The practical takeaways translate directly into how you design a long-running agent.

  • Treat context as a curated working set, not an append-only log. Every step does not earn a permanent place in the context. Decide deliberately what stays, what gets masked, and what gets summarized, and prune aggressively, because a lean context outperforms a complete one.
  • Protect the start and end of the context. Given the lost-in-the-middle effect, put the most important standing information, the goal, the key constraints, near the boundaries where the model attends best, not buried in the middle of accumulated history.
  • Strip observations, keep reasoning. The raw outputs are the bulk and rarely need to persist in full. The agent's decisions and logic are the thread that keeps it coherent. Mask the former, preserve the latter.
  • Watch for trajectory drift. If your agent runs longer than it should or fails to recognize when it is done, suspect that your context compression is hiding the stopping signals, which is exactly how summarization extended trajectories in the research.

This kind of context discipline is part of what separates an agent that holds together across a real task from a demo that works for three steps and falls apart on the fourth. We apply it directly in the agents we build, including LadenX, the AI site-reliability engineer we built, where a coherent agent that remembers what it has already tried on a server is the difference between methodical diagnosis and a confused loop that repeats failed actions. Seeing exactly what it remembered and acted on is itself a job for agent observability that traces every span, so a context bug shows up as a replayable trace rather than a mystery. An agent operating on real infrastructure cannot afford to forget what it did two steps ago, because forgetting there means repeating a command that already did not work, or worse.

The coherent agent

The agent that stays coherent across a long task is not running a bigger model or a longer context window.
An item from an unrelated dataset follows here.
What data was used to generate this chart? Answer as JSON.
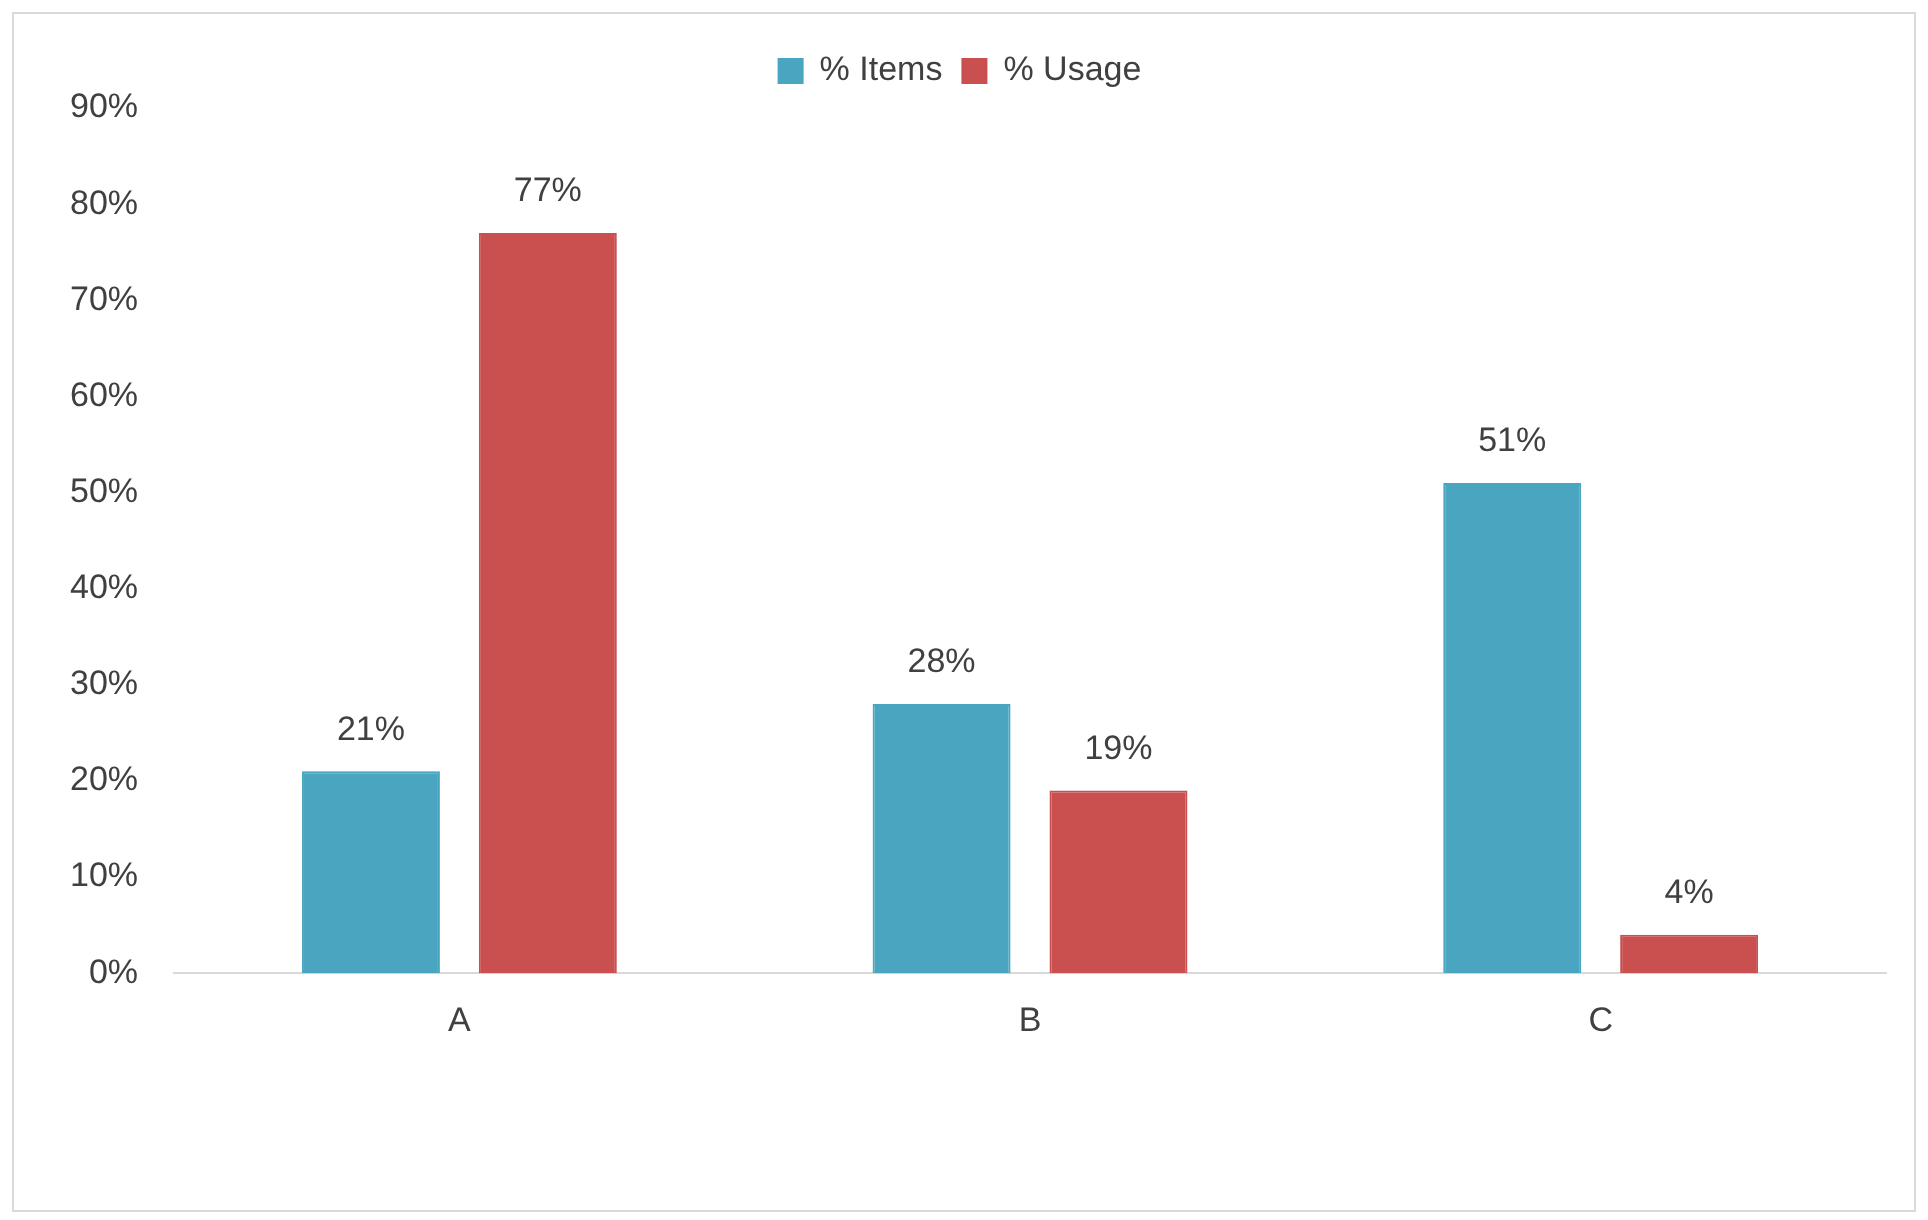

It is running disciplined context management: a small, relevant, well-organized working set that keeps the goal and the recent reasoning front and center, sheds the bulky observations it no longer needs, and compresses only the complex history that genuinely must be retained. That agent remembers what it was doing because you engineered it to remember the right things and forget the rest.

The failure mode of the forgetful agent is not a model that cannot reason. It is a context so cluttered the reasoning has nothing clean to work with. Fix the context and the coherence follows, because the model was capable the whole time. It just could not see past the noise you let pile up around the task.